JOHANNESBURG (AFP) — A South African court Wednesday cleared the way for prosecutors to appeal a verdict that quashed corruption charges against ruling party chief Jacob Zuma, unleashing a wave of political turmoil.
The decision leaves a legal cloud hanging over Zuma as he fights off threats of a breakaway to the African National Congress (ANC) ahead of elections next year, when he is widely expected to become president.
Judge Chris Nicholson granted an application by prosecutors for permission to appeal his September 12 ruling when he effectively tossed out charges against Zuma and led to former president Thabo Mbeki's ouster.
Nicholson's verdict last month hinted that Mbeki had meddled in the case against Zuma, a finding that prompted the ANC to force Mbeki to resign just months before the end of his term.
The decision to allow the appeal came as a group of ANC dissidents announced a rally in a shantytown near Johannesburg on Thursday, in what will be the group's first test of public opinion in South Africa's richest and most populous province of Gauteng.
The group hope to draw 4,000 people in an event organised by former defence minister and one-time ANC chairman Mosiuoa Lekota and several of his allies, who now face expulsion from the party.
Thursday's rally is one of a series leading up to a national convention set for November 2, when Lekota and his partners say they will lay the groundwork for a new party that could be launched in December.

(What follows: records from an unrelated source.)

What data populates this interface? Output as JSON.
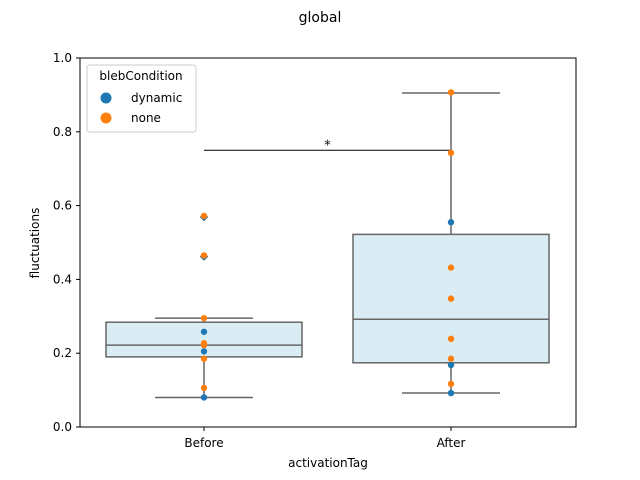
{
  "chart_data": {
    "type": "box",
    "title": "global",
    "xlabel": "activationTag",
    "ylabel": "fluctuations",
    "categories": [
      "Before",
      "After"
    ],
    "ylim": [
      0,
      1.0
    ],
    "yticks": [
      0.0,
      0.2,
      0.4,
      0.6,
      0.8,
      1.0
    ],
    "ytick_labels": [
      "0.0",
      "0.2",
      "0.4",
      "0.6",
      "0.8",
      "1.0"
    ],
    "grid": false,
    "box_color": "#dbedf4",
    "box_edge_color": "#666666",
    "boxes": [
      {
        "category": "Before",
        "whisker_low": 0.08,
        "q1": 0.19,
        "median": 0.222,
        "q3": 0.284,
        "whisker_high": 0.295,
        "outliers": [
          0.462,
          0.569
        ]
      },
      {
        "category": "After",
        "whisker_low": 0.092,
        "q1": 0.174,
        "median": 0.292,
        "q3": 0.522,
        "whisker_high": 0.905,
        "outliers": []
      }
    ],
    "legend": {
      "title": "blebCondition",
      "placement": "upper-left",
      "entries": [
        {
          "label": "dynamic",
          "color": "#1f77b4"
        },
        {
          "label": "none",
          "color": "#ff7f0e"
        }
      ]
    },
    "series": [
      {
        "name": "dynamic",
        "color": "#1f77b4",
        "points": [
          {
            "x": "Before",
            "y": 0.08
          },
          {
            "x": "Before",
            "y": 0.205
          },
          {
            "x": "Before",
            "y": 0.258
          },
          {
            "x": "Before",
            "y": 0.462
          },
          {
            "x": "Before",
            "y": 0.569
          },
          {
            "x": "After",
            "y": 0.092
          },
          {
            "x": "After",
            "y": 0.168
          },
          {
            "x": "After",
            "y": 0.555
          }
        ]
      },
      {
        "name": "none",
        "color": "#ff7f0e",
        "points": [
          {
            "x": "Before",
            "y": 0.106
          },
          {
            "x": "Before",
            "y": 0.185
          },
          {
            "x": "Before",
            "y": 0.222
          },
          {
            "x": "Before",
            "y": 0.227
          },
          {
            "x": "Before",
            "y": 0.295
          },
          {
            "x": "Before",
            "y": 0.465
          },
          {
            "x": "Before",
            "y": 0.572
          },
          {
            "x": "After",
            "y": 0.117
          },
          {
            "x": "After",
            "y": 0.185
          },
          {
            "x": "After",
            "y": 0.239
          },
          {
            "x": "After",
            "y": 0.348
          },
          {
            "x": "After",
            "y": 0.432
          },
          {
            "x": "After",
            "y": 0.743
          },
          {
            "x": "After",
            "y": 0.907
          }
        ]
      }
    ],
    "significance": {
      "from": "Before",
      "to": "After",
      "y": 0.75,
      "label": "*"
    }
  }
}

The ANC has stepped up threats to punish members who support the splinter after brushing off initial reports of the breakaway following Mbeki's axing.
On Wednesday, it again warned of disciplinary action against members who threw their weight behind the breakaway, while saying that it would not interfere with the formation of a new party.
The ANC also reaffirmed its support for Zuma in the appeals process, saying the populist leader who has been dogged by corruption allegations for years was a victim of "vindictive prosecution."
The move to appeal "signals yet another attempt to resurrect the trial and block the ANC president from running and becoming head of state," it said.
Zuma faced charges ranging from money-laundering to racketeering in a long-running corruption investigation dating back to 2001, which saw the accusations dropped then revived.
The main allegation was that he received bribes for protecting French arms company Thint in an investigation into a controversial weapons deal.
The decision to toss out the charges was not based on findings of Zuma's guilt or innocence, but on the technicality that he was denied his right to make representations to prosecutors before being recharged.
Mbeki's axing laid bare seismic divisions in the ANC in what has been the biggest challenge to the party since it came to power in 1994 with the end of the whites-only apartheid regime.
The former president has already filed his own separate appeal in the country's Constitutional Court against Nicholson's ruling, which he claims cost him his job.
The dissidents are loyalists of Mbeki, who has waged a long-running power struggle with Zuma. Mbeki himself has not made any public comment on the possible breakaway.